From Fear To Awe

Posted on January 18, 2023

By Hazzan Jenna Greenberg.


This week, we read in Parshat Va’era about the first seven makkot (plagues) that God sent to Mitzrayim (Egypt), with 3 more to come in next week’s Torah portion, Bo. On the most basic level, these plagues seem to be sent as a lesson for Pharaoh and the Egyptians. Many p’sukim (verses) highlight that the makkot were supposed to educate Pharaoh and the Egyptians about God. For example, the first plague is delineated in Ex. 7:17: “God says: ‘Here’s how you will know that I am God.’ I shall use my rod to strike the water in the Nile, and the water will turn to blood.”

The Eitz Chayim Chumash comments on this pasuk: “It is only by experiencing God’s might that Pharaoh will be persuaded to let Israel go.” 

By the time that we reach the 10th makka in next week’s parasha, the death of the firstborn Egyptian males, Pharaoh gives in and lets B’nai Israel leave. The lesson of the plagues is clear and God’s true might is visible to Pharaoh, as the final plague affected him more personally than any other plague.

Perhaps in that moment, Pharaoh recognized God’s true power. 

We have a phrase in our liturgical tradition, Yirat Shamayim, literally, the fear of heaven.
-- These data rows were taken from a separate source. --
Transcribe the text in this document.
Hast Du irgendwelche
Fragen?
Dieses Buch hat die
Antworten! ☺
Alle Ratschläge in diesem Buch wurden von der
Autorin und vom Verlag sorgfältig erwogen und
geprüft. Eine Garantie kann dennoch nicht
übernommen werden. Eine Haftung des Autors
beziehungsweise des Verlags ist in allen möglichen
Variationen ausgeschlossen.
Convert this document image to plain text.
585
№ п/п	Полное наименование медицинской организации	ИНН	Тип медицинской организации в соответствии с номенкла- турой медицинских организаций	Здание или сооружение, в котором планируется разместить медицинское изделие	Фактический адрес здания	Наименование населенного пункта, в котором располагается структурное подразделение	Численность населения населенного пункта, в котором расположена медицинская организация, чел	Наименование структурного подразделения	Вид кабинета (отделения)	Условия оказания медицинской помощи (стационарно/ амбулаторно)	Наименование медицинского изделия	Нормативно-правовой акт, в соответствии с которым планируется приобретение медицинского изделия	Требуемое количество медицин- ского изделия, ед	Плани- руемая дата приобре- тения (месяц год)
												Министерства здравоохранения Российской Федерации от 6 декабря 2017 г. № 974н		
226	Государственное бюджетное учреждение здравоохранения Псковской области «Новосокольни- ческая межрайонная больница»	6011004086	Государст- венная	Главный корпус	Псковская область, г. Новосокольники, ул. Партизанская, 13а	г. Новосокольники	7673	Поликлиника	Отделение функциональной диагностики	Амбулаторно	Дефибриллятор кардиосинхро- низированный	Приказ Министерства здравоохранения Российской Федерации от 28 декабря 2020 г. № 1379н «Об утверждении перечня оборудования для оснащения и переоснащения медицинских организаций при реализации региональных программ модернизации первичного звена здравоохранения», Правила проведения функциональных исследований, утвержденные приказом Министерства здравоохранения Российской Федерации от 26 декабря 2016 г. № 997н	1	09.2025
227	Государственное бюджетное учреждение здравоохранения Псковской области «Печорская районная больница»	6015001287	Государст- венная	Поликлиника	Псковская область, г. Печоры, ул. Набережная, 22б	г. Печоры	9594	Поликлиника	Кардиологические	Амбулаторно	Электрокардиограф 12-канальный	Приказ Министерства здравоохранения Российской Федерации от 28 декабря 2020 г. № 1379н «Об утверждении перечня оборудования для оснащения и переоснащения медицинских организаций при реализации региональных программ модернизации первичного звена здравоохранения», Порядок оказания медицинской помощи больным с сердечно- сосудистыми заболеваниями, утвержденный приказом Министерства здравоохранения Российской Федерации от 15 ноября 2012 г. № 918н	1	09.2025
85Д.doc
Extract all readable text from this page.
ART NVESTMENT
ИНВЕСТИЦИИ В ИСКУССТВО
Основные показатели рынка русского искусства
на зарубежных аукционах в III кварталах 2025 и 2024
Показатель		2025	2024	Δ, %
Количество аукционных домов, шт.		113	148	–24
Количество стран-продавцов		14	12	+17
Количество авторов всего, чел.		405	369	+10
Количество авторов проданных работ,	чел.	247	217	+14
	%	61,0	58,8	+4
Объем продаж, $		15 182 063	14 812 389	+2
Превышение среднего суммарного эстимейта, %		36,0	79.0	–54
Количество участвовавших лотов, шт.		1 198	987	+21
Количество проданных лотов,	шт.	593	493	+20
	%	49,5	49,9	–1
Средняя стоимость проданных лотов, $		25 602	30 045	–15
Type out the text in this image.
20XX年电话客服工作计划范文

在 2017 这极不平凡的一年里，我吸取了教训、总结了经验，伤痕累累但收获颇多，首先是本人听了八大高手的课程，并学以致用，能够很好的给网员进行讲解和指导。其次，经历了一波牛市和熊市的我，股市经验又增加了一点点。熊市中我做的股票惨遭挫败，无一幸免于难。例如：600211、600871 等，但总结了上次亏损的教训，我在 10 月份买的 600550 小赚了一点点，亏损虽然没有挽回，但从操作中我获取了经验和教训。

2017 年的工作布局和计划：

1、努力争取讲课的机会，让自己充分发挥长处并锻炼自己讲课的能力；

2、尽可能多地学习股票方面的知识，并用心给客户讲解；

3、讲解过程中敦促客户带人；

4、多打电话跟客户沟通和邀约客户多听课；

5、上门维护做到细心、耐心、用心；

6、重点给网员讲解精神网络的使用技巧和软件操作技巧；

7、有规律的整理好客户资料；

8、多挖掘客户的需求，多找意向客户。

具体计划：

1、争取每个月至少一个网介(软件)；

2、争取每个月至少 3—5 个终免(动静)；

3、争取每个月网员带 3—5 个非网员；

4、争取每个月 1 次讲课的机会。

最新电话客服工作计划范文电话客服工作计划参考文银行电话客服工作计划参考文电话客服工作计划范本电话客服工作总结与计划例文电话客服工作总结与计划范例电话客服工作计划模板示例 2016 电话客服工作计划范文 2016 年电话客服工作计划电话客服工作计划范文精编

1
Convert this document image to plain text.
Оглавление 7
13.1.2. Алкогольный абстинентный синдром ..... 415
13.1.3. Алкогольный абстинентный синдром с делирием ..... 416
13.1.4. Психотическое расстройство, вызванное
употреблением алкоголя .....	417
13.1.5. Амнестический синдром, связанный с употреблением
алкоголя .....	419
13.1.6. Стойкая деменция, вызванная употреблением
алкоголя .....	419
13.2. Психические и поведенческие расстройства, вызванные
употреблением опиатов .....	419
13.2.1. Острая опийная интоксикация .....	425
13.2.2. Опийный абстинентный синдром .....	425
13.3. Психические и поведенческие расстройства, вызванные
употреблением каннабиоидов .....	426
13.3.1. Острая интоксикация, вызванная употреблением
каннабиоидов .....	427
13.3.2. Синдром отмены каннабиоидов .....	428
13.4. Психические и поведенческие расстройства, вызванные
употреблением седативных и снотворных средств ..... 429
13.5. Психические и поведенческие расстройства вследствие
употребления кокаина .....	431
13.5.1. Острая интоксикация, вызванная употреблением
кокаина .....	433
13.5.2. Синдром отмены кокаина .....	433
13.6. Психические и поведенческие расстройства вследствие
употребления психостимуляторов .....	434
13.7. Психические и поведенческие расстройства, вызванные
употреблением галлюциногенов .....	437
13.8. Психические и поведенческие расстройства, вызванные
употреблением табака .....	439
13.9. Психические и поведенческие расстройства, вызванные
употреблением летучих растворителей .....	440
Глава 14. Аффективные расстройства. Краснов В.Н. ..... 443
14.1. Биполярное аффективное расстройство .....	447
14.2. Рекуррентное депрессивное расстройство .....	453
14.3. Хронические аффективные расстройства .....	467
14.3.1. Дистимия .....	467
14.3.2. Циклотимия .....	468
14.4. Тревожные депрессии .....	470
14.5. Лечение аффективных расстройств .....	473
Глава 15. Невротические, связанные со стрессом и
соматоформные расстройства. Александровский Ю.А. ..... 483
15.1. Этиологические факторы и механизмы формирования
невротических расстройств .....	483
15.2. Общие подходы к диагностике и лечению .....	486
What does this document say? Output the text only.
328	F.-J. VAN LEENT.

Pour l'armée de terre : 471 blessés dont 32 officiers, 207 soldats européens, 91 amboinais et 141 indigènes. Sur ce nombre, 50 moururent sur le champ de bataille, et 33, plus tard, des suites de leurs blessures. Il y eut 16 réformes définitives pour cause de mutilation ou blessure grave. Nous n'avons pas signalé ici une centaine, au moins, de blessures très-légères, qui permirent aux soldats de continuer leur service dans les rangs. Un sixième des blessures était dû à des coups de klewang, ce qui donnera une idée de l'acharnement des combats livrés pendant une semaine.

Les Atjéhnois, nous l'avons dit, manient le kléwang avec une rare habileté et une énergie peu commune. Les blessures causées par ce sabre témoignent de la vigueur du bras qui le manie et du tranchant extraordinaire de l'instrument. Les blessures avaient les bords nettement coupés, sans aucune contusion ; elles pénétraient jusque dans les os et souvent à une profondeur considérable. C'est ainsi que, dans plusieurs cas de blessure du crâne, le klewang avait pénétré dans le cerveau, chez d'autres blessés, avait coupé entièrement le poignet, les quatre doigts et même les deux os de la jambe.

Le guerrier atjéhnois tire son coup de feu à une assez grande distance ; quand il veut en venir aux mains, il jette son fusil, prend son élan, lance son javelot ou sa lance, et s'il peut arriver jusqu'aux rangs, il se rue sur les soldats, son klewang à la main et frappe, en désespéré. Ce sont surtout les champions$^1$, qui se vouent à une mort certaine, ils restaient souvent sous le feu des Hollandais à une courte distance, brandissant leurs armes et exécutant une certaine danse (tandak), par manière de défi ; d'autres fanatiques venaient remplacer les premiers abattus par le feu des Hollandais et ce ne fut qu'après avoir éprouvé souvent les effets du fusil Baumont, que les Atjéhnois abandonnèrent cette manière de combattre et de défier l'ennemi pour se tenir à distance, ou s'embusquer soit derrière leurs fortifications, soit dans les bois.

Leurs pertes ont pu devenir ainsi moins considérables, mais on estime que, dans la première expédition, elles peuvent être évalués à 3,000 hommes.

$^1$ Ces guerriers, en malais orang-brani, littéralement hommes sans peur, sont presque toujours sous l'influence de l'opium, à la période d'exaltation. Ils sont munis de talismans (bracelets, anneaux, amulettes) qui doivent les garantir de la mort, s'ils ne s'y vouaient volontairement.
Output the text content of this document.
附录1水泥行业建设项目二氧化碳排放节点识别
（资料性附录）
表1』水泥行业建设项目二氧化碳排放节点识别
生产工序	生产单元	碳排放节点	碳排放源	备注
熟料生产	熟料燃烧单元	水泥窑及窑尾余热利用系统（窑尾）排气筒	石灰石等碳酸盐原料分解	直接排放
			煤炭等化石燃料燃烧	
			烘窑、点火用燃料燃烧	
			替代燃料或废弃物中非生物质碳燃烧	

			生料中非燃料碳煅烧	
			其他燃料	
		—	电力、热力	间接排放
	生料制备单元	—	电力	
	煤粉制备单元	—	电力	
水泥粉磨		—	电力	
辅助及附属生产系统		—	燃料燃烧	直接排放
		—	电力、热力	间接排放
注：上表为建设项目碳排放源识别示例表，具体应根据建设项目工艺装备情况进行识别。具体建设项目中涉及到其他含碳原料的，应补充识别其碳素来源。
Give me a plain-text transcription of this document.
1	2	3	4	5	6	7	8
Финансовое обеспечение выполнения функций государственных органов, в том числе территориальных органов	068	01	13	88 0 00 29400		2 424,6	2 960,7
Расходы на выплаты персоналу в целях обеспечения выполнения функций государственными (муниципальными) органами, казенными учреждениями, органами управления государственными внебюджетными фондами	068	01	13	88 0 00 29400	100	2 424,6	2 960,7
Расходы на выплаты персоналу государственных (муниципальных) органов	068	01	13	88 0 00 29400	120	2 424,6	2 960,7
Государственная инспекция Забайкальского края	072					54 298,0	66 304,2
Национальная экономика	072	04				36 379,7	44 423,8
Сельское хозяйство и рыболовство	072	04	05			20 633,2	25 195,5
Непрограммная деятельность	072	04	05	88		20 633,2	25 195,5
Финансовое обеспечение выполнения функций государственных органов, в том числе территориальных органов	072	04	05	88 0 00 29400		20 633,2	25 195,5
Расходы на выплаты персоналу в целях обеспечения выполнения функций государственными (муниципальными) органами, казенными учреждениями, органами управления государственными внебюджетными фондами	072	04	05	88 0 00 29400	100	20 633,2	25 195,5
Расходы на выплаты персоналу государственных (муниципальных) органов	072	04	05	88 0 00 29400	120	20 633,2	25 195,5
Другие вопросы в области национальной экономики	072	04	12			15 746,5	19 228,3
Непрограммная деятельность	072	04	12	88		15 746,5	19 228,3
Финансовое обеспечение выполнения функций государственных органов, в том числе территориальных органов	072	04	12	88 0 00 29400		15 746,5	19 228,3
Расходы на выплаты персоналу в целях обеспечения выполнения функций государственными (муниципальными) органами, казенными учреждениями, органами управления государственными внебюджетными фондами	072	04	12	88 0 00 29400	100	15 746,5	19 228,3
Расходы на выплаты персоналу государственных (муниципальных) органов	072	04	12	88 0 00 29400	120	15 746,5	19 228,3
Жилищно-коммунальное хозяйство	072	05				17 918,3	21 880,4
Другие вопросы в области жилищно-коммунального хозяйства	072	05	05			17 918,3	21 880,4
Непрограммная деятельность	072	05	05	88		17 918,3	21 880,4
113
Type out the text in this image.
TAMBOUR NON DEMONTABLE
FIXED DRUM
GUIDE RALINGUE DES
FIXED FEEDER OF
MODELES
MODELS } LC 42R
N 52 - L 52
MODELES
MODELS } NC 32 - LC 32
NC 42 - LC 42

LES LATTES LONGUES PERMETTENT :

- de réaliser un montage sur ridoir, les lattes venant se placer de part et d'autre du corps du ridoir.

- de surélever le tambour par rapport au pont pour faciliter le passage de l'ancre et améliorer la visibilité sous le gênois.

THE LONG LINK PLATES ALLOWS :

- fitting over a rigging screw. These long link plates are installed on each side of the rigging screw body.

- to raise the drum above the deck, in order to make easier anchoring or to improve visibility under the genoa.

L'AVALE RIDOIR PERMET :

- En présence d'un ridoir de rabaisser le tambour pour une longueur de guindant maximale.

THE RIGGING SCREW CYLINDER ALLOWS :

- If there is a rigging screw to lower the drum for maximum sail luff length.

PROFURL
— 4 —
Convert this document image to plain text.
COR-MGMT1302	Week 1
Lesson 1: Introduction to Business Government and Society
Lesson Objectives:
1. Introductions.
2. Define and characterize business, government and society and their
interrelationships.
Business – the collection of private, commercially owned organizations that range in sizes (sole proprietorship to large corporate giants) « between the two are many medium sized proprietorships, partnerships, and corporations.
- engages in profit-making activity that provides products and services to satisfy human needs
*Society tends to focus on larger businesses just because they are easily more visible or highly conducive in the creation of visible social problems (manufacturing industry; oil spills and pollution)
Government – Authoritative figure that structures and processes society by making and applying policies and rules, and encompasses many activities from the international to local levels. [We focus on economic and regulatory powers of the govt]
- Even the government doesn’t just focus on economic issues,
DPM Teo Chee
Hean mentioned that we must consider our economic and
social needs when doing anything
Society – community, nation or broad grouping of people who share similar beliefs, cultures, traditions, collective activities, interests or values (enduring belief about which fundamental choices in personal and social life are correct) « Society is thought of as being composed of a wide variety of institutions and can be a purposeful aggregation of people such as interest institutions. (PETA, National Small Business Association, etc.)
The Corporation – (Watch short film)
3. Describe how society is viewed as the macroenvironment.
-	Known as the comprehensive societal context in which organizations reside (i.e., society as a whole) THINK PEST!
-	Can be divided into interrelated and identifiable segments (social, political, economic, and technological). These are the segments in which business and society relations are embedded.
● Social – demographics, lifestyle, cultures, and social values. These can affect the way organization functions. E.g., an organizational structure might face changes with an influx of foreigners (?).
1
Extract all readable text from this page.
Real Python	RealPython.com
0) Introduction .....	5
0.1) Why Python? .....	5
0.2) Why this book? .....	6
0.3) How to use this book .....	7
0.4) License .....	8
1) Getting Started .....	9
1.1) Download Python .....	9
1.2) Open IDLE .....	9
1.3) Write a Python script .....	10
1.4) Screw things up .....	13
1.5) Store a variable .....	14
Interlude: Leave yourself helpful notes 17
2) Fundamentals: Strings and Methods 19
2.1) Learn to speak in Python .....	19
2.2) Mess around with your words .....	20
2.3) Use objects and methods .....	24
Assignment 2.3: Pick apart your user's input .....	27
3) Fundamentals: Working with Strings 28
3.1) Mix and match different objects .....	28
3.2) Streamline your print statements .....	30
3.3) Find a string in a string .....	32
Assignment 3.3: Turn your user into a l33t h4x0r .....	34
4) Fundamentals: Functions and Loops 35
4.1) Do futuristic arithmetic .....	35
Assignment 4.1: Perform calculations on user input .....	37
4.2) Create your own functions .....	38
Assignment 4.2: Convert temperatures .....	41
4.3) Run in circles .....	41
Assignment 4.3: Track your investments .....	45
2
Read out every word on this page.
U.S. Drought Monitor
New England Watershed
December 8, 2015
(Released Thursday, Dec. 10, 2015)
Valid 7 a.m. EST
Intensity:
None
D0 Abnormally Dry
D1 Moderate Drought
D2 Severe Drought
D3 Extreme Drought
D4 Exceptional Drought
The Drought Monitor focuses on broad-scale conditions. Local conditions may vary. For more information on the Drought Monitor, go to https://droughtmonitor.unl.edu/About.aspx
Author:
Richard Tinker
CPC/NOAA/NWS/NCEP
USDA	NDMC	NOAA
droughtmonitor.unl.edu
Yira comes from the Hebrew root, Yud-Resh-Alef, that can mean both awe and fear.

We can speculate that Pharaoh may have finally felt that fearful emotion of Yirat Shamayim in the moment of that final plague.

We recall this Yira emotion liturgically every month on the Shabbat preceding Rosh Chodesh, Shabbat Mevarkhim, where we announce the new month beginning that next week. This is one of those weeks, when on Shabbat morning during our Torah service, we will announce the new month of Shevat which will begin this coming Monday.

Within this blessing, we recite this phrase twice within Birkat haChodesh, the blessing of the new month: “May it be Your will, Adonai our God and God of our ancestors, grant that this coming month bring us goodness and blessing, and bestow on us a long life, a life that is peaceful, a life … conscious of heaven’s demands and wary of sin…a life of love of Torah, conscious of heaven’s demands….”

The poetic translation of Yirat Shamayim in our Siddur Lev Shalem, ‘conscious of heaven’s demands,’ reminds us of the divine awe we should experience, not only with the passing of each month, but on a daily basis. In our siddur’s commentary on this monthly blessing, we understand that Yirat Shamayim “implies a consciousness of God’s presence in one’s life, so that one does that which is right in the eyes of God.”

While the plagues begin with Pharaoh’s stubbornness to let the Israelites go in this week’s parasha, they conclude next week with Pharaoh’s Yirat Shamayim, fear of God with the final of the ten plagues.

May we each strive to strike the right balance between the dual emotions of both awe and fear of God, Yirat Shamayim, reminding us to recognize God’s might and presence in our lives, inspiring us to find blessing within our lives each day of every month.